Before You Turn Your Current Residence Into A Rental Property, Make Sure You’re Willing To Do These Things.
So, you want to turn your home into a rental property? Great move! Owning investment properties is an important part of any solid retirement plan. However, here are a few things you may want to consider before jumping into being a landlord.
After being in the business of managing rental property for over 30 years, we have seen our share of good intentioned landlords quickly find that owning rental property is not what they envisioned. I mean how hard can it be? Am I right? Our home is perfect, everyone will want it so it will rent quick, I think it’s way better then the house down the street so it will rent for way more then that did, the tenants will take as good a care for our home as I did, we will be great friends, nothing will break, and we will sit back and rake it in. Although it may seem like an exaggeration, chances are you have probably thought one or more of these things yourself. The harsh reality is that being a landlord is tough. If it were easy, everyone would do it.
Prior to making the decision to turn your current home into an investment, or even to buy your first rental property, you should first assess your willingness to do the following things we have seen first-time real estate investors have a hard time with.
Share your home with others
It may seem like a small thing but many first-time landlords, especially those who are turning their current residence into a rental, can never get past the thought that someone is living in “their” home. The unfortunate truth is that very few tenants will ever treat a rental property like you did. The biggest two reasons why is 1.) They are not you, and 2.) They don’t own it like you did. When I was a teenager, it wasn’t until I had to start working and buying my own things, that I finally began respecting the things that I had. Many tenants choose to rent because they simply do not want the responsibilities that come with home ownership. Where you had a vested interest in making sure preventative maintenance items were done regularly, because the tenant has no ownership, they are much less likely to invest their time and money.
Devote time and hard work to manage your business
When it gets right down to it, this is a business. As with any business, it takes time and hard work in order to be successful. Many first-time landlords grossly underestimate the amount of time and effort it takes to own a rental property. Be sure you either have the time to devote to your rental property, or do what most successful businesses do and hire someone to run the day to day aspects of the business, in this case a property manager.
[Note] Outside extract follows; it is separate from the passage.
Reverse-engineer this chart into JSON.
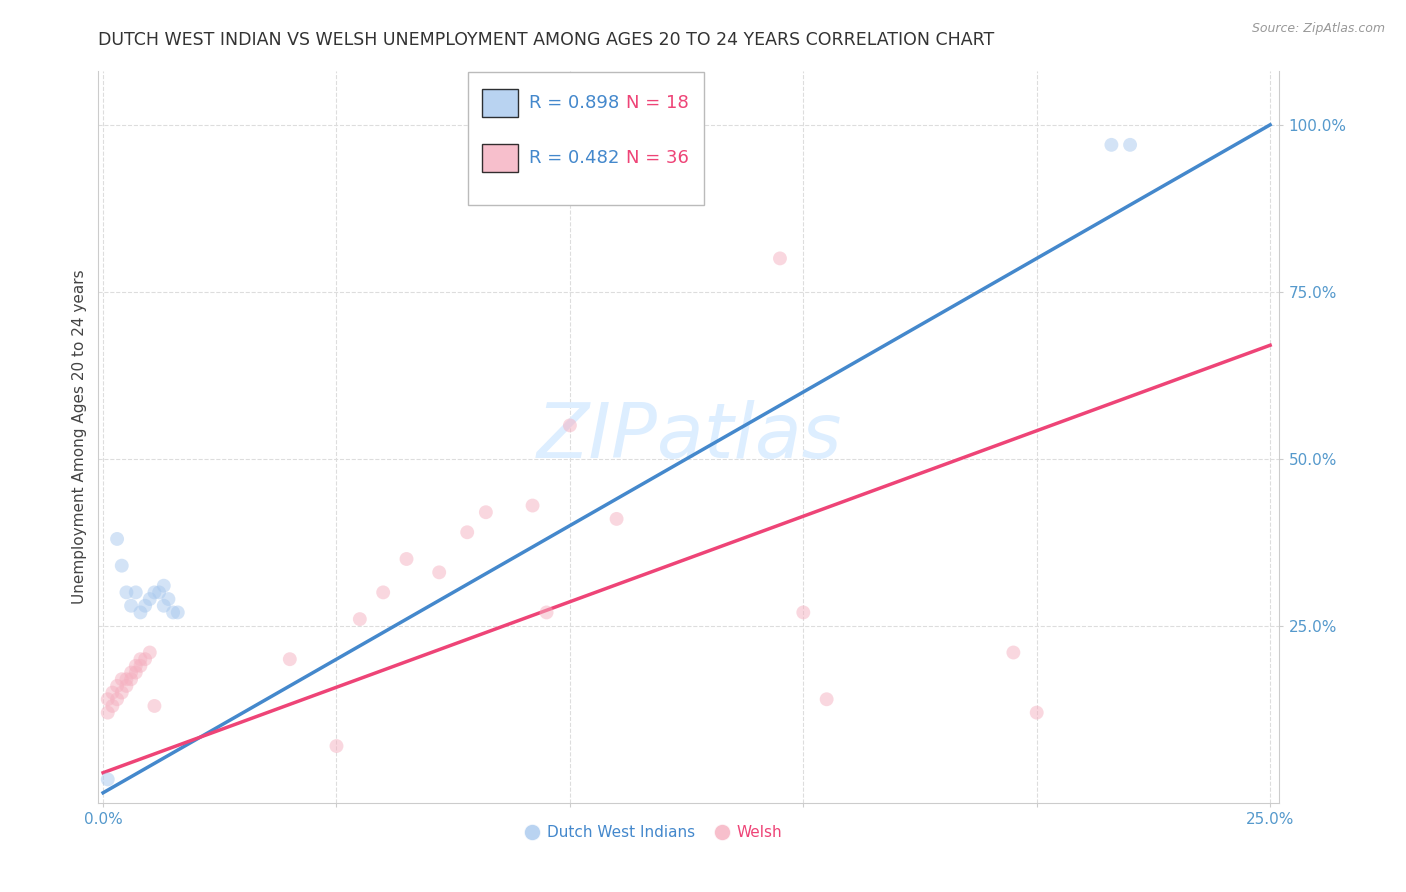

Provide good services to your tenants
Any business that wants to stay in business must take care of their customer. As with any other business you also have a customer. Your customer is the tenant. Businesses who don’t take care of their customer will find that their customers don’t come back. Your number one expense as a real estate investor is tenant turnover. In order for you to be successful, you must do all you can to reduce that expense. Landlords, who take care of their customers, will find that they continue to come back when it’s lease renewal time.
Make repairs and maintain your property
Just as every business has customers, they also have a product. The product you are selling is your property. When apple released the iPhone in June of 2007, it revolutionized the business and communication world. Customers flocked to their stores and waited in line hours, and in some cases days to get one. Apple continues to have a colt-like following of customers who will do anything to get their hands on the most recently released iPhone. But imagine that, in Apple’s success, they decided not to make any improvements or updates to their amazing product. If they had failed to do that, the iPhone would be about as relevant as a typewriter. Like in the example of Apple, you must be willing to continue to commit to updating, and improving your product if it is to maintain its value and relevance in the marketplace.
Deal with difﬁcult tenants
Just because the tenant is your customer, doesn’t mean there are not problems. I often say that we should probably not refer to ourselves as property managers, but should be called tenant managers instead. After all, it’s not the property who fails to pay rent, causes damage, or gets into an argument with a neighbor. Many landlords drastically underestimate the time, energy, and patience it takes to manage the relationship with the tenant.
Become familiar with state, local, and federal laws and regulations regarding landlord and tenant relationships
This is one way first –time landlords open themselves up to tremendous liability. Laws and regulations are always evolving and changing. As with any business or profession, be sure to commit time to first, learning all you can about federal, state and local tenant landlord laws and second, staying up to date with changes in those laws that effect you.
Consult and hire proven professionals, such as real estate agents, attorneys, tax preparers and property managers
What ever you do, don’t go at it alone. Be sure to rely on the professional advice of experts in the industry. Remember, just because someone has a license, that doesn’t make them an expert. Just because someone knows how to file taxes, doesn’t make them the best CPA for a real estate investor. Seek out, interview, and get help from industry experts.
Investing in real estate can be a great experience, be very profitable, and put you on the road to great financial success and independence when done the right way. Make sure to go in with both eyes wide open, and with a business mindset and I am confident you will be on your way.